[OPINIÃO] Bafafá na Vila Londrina agita turma de zé povinho
Agitou tanto, que fiz até esse texto
Sempre que tenho a oportunidade, assisto da janela de casa minha esposa esperando a lotação pra ir pro trampo. E eu digo assisto e não vigio, porque de perto eu não poderia fazer muita coisa, de longe menos ainda. Então, eu assisto. Se algo ruim acontece, pelo menos eu tento ver para onde o autor correu, ou grito, chamo a atenção, peço socorro. É o que penso, toda vez. Em dois anos, no entanto, nunca vi ou fiquei sabendo de ocorrências aqui pela rua. Mas essa semana a chinela cantou na Vila Londrina. A encruzilhada que liga três vias, formando a letra ípsilon, é rota de entregadores e, às vezes, acontecem pequenos acidentes e freadas bruscas ali. Outra vez bateu uma moto de frente com a outra. Foi mais engraçado do que trágico.
Enquanto eu recolhia o dicionário de espanhol que caiu no chão, perto da cadeira do computador, um som alto de batida de carro surgiu vindo da rua. Fiz cosplay de zé povinho e corri na cozinha pra sair na varanda e entender o que tinha acontecido. Saí e vi a senhora da casa da frente, que entrega tudão na arte da zé povinhagem, no meio da rua gritando, com certa rouquidão causada pela idade já avançada e talvez por algum histórico de tabagismo. “Atropelou e saiu correndo. Atropelou e fugiu. Alguém ajuda. Ajuda aqui”, dizia ela, segurando o pano de prato. Um carro, no estilo Pampa, maltratado pelo tempo de vida, virou a esquina no encalço de uma moto pilotada por um único homem. O outro, que havia caído, corria a pé pela calçada, tentando se esconder atrás dos carros estacionados no meio fio.
Era muita informação pra mim. A senhora fofoqueira gritando, o homem correndo na calçada e a moto sendo perseguida por um carro velho. Logo surgiram os funcionários da oficina de veículos que fica alguns metros abaixo, no braço esquerdo do ípsilon. Eles vinham correndo, esbaforidos, na captura da moto agora já sem o garupa, que corria a pé, se escondendo pela calçada atrás dos carros estacionados. A situação se tornou clara: eram suspeitos de assalto fugindo. Da varanda, minha visão era da moleira daquele que estava a pé. Pensei em ajudar usando as palavras e acertar o dicionário nele, mas hesitei – por ser um pouco cusão e porque acho que a dicionarada não imobilizaria ele.

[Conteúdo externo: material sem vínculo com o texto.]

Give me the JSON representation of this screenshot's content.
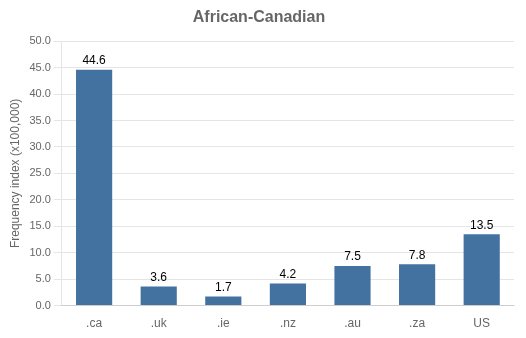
{
  "chart_data": {
    "type": "bar",
    "title": "African-Canadian",
    "categories": [
      ".ca",
      ".uk",
      ".ie",
      ".nz",
      ".au",
      ".za",
      "US"
    ],
    "values": [
      44.6,
      3.6,
      1.7,
      4.2,
      7.5,
      7.8,
      13.5
    ],
    "color": "#4472a0",
    "ylabel": "Frequency index (x100,000)",
    "ylim": [
      0,
      50
    ],
    "yticks": [
      {
        "value": 0,
        "label": "0.0"
      },
      {
        "value": 5,
        "label": "5.0"
      },
      {
        "value": 10,
        "label": "10.0"
      },
      {
        "value": 15,
        "label": "15.0"
      },
      {
        "value": 20,
        "label": "20.0"
      },
      {
        "value": 25,
        "label": "25.0"
      },
      {
        "value": 30,
        "label": "30.0"
      },
      {
        "value": 35,
        "label": "35.0"
      },
      {
        "value": 40,
        "label": "40.0"
      },
      {
        "value": 45,
        "label": "45.0"
      },
      {
        "value": 50,
        "label": "50.0"
      }
    ],
    "grid": true,
    "data_labels": true
  }
}
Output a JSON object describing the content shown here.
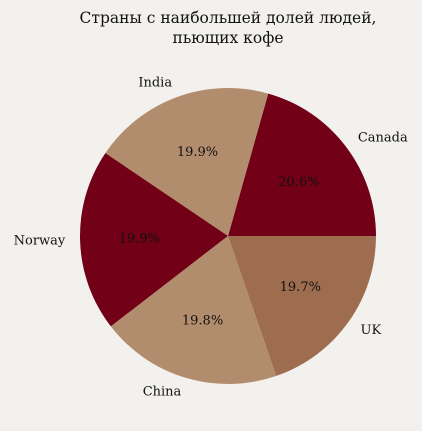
{
  "chart_data": {
    "type": "pie",
    "title_lines": [
      "Страны с наибольшей долей людей,",
      "пьющих кофе"
    ],
    "slices": [
      {
        "label": "Canada",
        "value": 20.6,
        "pct_label": "20.6%",
        "color": "#720017"
      },
      {
        "label": "India",
        "value": 19.9,
        "pct_label": "19.9%",
        "color": "#b28d6d"
      },
      {
        "label": "Norway",
        "value": 19.9,
        "pct_label": "19.9%",
        "color": "#720017"
      },
      {
        "label": "China",
        "value": 19.8,
        "pct_label": "19.8%",
        "color": "#b28d6d"
      },
      {
        "label": "UK",
        "value": 19.7,
        "pct_label": "19.7%",
        "color": "#9e6d50"
      }
    ],
    "start_angle_deg": 0,
    "direction": "counterclockwise"
  },
  "colors": {
    "background": "#f3f1ed"
  }
}
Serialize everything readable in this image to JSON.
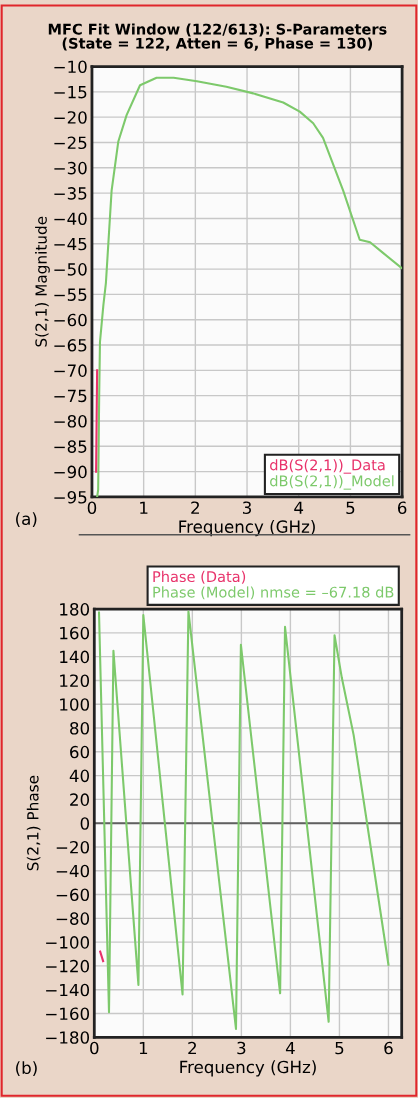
{
  "chart_data": [
    {
      "type": "line",
      "title": "MFC Fit Window (122/613): S-Parameters\n(State = 122, Atten = 6, Phase = 130)",
      "xlabel": "Frequency (GHz)",
      "ylabel": "S(2,1) Magnitude",
      "xlim": [
        0,
        6
      ],
      "xticks": [
        0,
        1,
        2,
        3,
        4,
        5,
        6
      ],
      "ylim": [
        -95,
        -10
      ],
      "yticks": [
        -95,
        -90,
        -85,
        -80,
        -75,
        -70,
        -65,
        -60,
        -55,
        -50,
        -45,
        -40,
        -35,
        -30,
        -25,
        -20,
        -15,
        -10
      ],
      "grid": true,
      "legend": "bottom right",
      "annotations": [
        "(a)"
      ],
      "series": [
        {
          "name": "dB(S(2,1))_Data",
          "color": "#e8336b",
          "x": [
            0.08,
            0.09,
            0.1
          ],
          "values": [
            -90,
            -80,
            -70
          ]
        },
        {
          "name": "dB(S(2,1))_Model",
          "color": "#7dc96b",
          "x": [
            0.1,
            0.12,
            0.14,
            0.155,
            0.22,
            0.27,
            0.38,
            0.51,
            0.67,
            0.93,
            1.25,
            1.58,
            2.03,
            2.6,
            3.12,
            3.7,
            4.02,
            4.28,
            4.47,
            4.86,
            5.18,
            5.38,
            5.63,
            5.99
          ],
          "values": [
            -95,
            -93.6,
            -74.8,
            -64.4,
            -57.2,
            -52.7,
            -34.5,
            -24.8,
            -19.6,
            -13.7,
            -12.2,
            -12.2,
            -12.9,
            -14,
            -15.3,
            -17.1,
            -18.9,
            -21.2,
            -24.1,
            -34.5,
            -44.2,
            -44.7,
            -46.8,
            -49.8
          ]
        }
      ]
    },
    {
      "type": "line",
      "xlabel": "Frequency (GHz)",
      "ylabel": "S(2,1) Phase",
      "xlim": [
        0,
        6.27
      ],
      "xticks": [
        0,
        1,
        2,
        3,
        4,
        5,
        6
      ],
      "ylim": [
        -180,
        180
      ],
      "yticks": [
        -180,
        -160,
        -140,
        -120,
        -100,
        -80,
        -60,
        -40,
        -20,
        0,
        20,
        40,
        60,
        80,
        100,
        120,
        140,
        160,
        180
      ],
      "grid": true,
      "legend": "top right",
      "annotations": [
        "(b)"
      ],
      "ref_lines": [
        {
          "axis": "y",
          "value": 0,
          "color": "#606060"
        }
      ],
      "series": [
        {
          "name": "Phase (Data)",
          "color": "#e8336b",
          "x": [
            0.12,
            0.18
          ],
          "values": [
            -108,
            -116
          ]
        },
        {
          "name": "Phase (Model) nmse = –67.18 dB",
          "color": "#7dc96b",
          "x": [
            0.096,
            0.3,
            0.39,
            0.9,
            1.0,
            1.8,
            1.92,
            2.89,
            2.99,
            3.79,
            3.89,
            4.78,
            4.9,
            5.05,
            5.29,
            5.56,
            6.0
          ],
          "values": [
            177,
            -159,
            145,
            -136,
            175,
            -144,
            178,
            -173,
            150,
            -143,
            165,
            -167,
            158,
            122,
            74,
            1,
            -119
          ]
        }
      ]
    }
  ]
}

O da moto caiu, mas conseguiu fugir catando cavaco enquanto corria sem olhar pra trás. O outro foi contido e levou um amasso da população; tapa, chute, croque e safanão. Depois, sentou-se sobre as mãos na calçada e assumiu o assalto. Sujos de graxa e óleo, o pessoal da oficina ficou puto nessa hora. “Vai arrumar um trampo, seu vagabundo do caraio. Em vez de ficar atrasando o lado de trabalhar em ponto de ônibus”, gritou o mais franzina deles, com o dedo na cara do acusado. Outro homem questionou, de forma retórica: “vai roubar mais aqui na quebrada, malandrão, vai?”. Liguei 190, assim como outros zé povinhos também fizeram, imagino. Expliquei sobre as duas situações: o assalto e a chance de linchamento. A polícia não demorou mais do que 15 minutos para chegar.

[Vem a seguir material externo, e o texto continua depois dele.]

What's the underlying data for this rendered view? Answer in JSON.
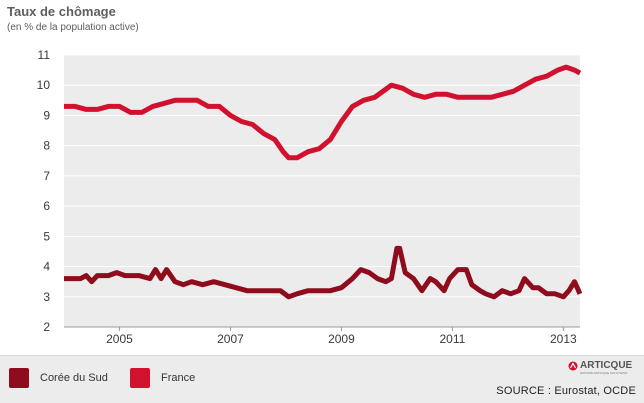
{
  "header": {
    "title": "Taux de chômage",
    "subtitle": "(en % de la population active)"
  },
  "colors": {
    "korea": "#8f0c1c",
    "france": "#d0122e",
    "plot_bg": "#ececec",
    "gridline": "#ffffff",
    "axis_text": "#3a3a3a"
  },
  "chart_data": {
    "type": "line",
    "title": "Taux de chômage",
    "subtitle": "(en % de la population active)",
    "xlabel": "",
    "ylabel": "",
    "xlim": [
      2004.0,
      2013.3
    ],
    "ylim": [
      2,
      11
    ],
    "x_ticks": [
      2005,
      2007,
      2009,
      2011,
      2013
    ],
    "x_tick_labels": [
      "2005",
      "2007",
      "2009",
      "2011",
      "2013"
    ],
    "y_ticks": [
      2,
      3,
      4,
      5,
      6,
      7,
      8,
      9,
      10,
      11
    ],
    "y_tick_labels": [
      "2",
      "3",
      "4",
      "5",
      "6",
      "7",
      "8",
      "9",
      "10",
      "11"
    ],
    "grid": true,
    "legend_position": "bottom",
    "series": [
      {
        "name": "France",
        "color": "#d0122e",
        "x": [
          2004.0,
          2004.2,
          2004.4,
          2004.6,
          2004.8,
          2005.0,
          2005.2,
          2005.4,
          2005.6,
          2005.8,
          2006.0,
          2006.2,
          2006.4,
          2006.6,
          2006.8,
          2007.0,
          2007.2,
          2007.4,
          2007.6,
          2007.8,
          2007.95,
          2008.05,
          2008.2,
          2008.4,
          2008.6,
          2008.8,
          2009.0,
          2009.2,
          2009.4,
          2009.6,
          2009.75,
          2009.9,
          2010.1,
          2010.3,
          2010.5,
          2010.7,
          2010.9,
          2011.1,
          2011.3,
          2011.5,
          2011.7,
          2011.9,
          2012.1,
          2012.3,
          2012.5,
          2012.7,
          2012.9,
          2013.05,
          2013.2,
          2013.3
        ],
        "values": [
          9.3,
          9.3,
          9.2,
          9.2,
          9.3,
          9.3,
          9.1,
          9.1,
          9.3,
          9.4,
          9.5,
          9.5,
          9.5,
          9.3,
          9.3,
          9.0,
          8.8,
          8.7,
          8.4,
          8.2,
          7.8,
          7.6,
          7.6,
          7.8,
          7.9,
          8.2,
          8.8,
          9.3,
          9.5,
          9.6,
          9.8,
          10.0,
          9.9,
          9.7,
          9.6,
          9.7,
          9.7,
          9.6,
          9.6,
          9.6,
          9.6,
          9.7,
          9.8,
          10.0,
          10.2,
          10.3,
          10.5,
          10.6,
          10.5,
          10.4
        ]
      },
      {
        "name": "Corée du Sud",
        "color": "#8f0c1c",
        "x": [
          2004.0,
          2004.15,
          2004.3,
          2004.4,
          2004.5,
          2004.6,
          2004.8,
          2004.95,
          2005.1,
          2005.2,
          2005.35,
          2005.55,
          2005.65,
          2005.75,
          2005.85,
          2006.0,
          2006.15,
          2006.3,
          2006.5,
          2006.7,
          2006.9,
          2007.1,
          2007.3,
          2007.5,
          2007.7,
          2007.9,
          2008.05,
          2008.2,
          2008.4,
          2008.6,
          2008.8,
          2009.0,
          2009.2,
          2009.35,
          2009.5,
          2009.65,
          2009.8,
          2009.9,
          2010.0,
          2010.05,
          2010.15,
          2010.3,
          2010.45,
          2010.6,
          2010.7,
          2010.85,
          2010.95,
          2011.1,
          2011.25,
          2011.35,
          2011.5,
          2011.6,
          2011.75,
          2011.9,
          2012.05,
          2012.2,
          2012.3,
          2012.45,
          2012.55,
          2012.7,
          2012.85,
          2013.0,
          2013.1,
          2013.2,
          2013.3
        ],
        "values": [
          3.6,
          3.6,
          3.6,
          3.7,
          3.5,
          3.7,
          3.7,
          3.8,
          3.7,
          3.7,
          3.7,
          3.6,
          3.9,
          3.6,
          3.9,
          3.5,
          3.4,
          3.5,
          3.4,
          3.5,
          3.4,
          3.3,
          3.2,
          3.2,
          3.2,
          3.2,
          3.0,
          3.1,
          3.2,
          3.2,
          3.2,
          3.3,
          3.6,
          3.9,
          3.8,
          3.6,
          3.5,
          3.6,
          4.6,
          4.6,
          3.8,
          3.6,
          3.2,
          3.6,
          3.5,
          3.2,
          3.6,
          3.9,
          3.9,
          3.4,
          3.2,
          3.1,
          3.0,
          3.2,
          3.1,
          3.2,
          3.6,
          3.3,
          3.3,
          3.1,
          3.1,
          3.0,
          3.2,
          3.5,
          3.1
        ]
      }
    ]
  },
  "legend": {
    "items": [
      {
        "label": "Corée du Sud",
        "color": "#8f0c1c"
      },
      {
        "label": "France",
        "color": "#d0122e"
      }
    ]
  },
  "footer": {
    "source": "SOURCE : Eurostat, OCDE",
    "logo_text": "ARTICQUE",
    "logo_subtext": "GROUPE ARTICQUE SOLUTIONS"
  }
}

A vítima, um homem oriental, de cabelos lisos e longos, com aparência de 20 e poucos e estilo de geek metaleiro, acompanhava todo movimento da população para recuperar seu celular e reaver o prejuízo. Até o fim do meu plantão na Central da Zé Povinhagem na Vila Londrina, o aparelho ainda não havia sido recuperado – devia estar com o foragido, que correu caindo por cima das pernas. O suspeito capturado, magro de pele clara e cabelo curto e crespo, foi levado pela PM e agora, se a lei for aplicada, ele deve tirar uns dias fechado na cadeia. A vida é louca e ele assumiu esse risco. Cumprimentei o pessoal da oficina mecânica. Apesar do risco que correram e da recomendação feita pelas autoridades, sobre não reagir em caso de assalto, eles assumiram o risco e fortaleceram demais. Inclusive, não tentando fazer justiça com as próprias mãos – porque oportunidade realmente não faltou.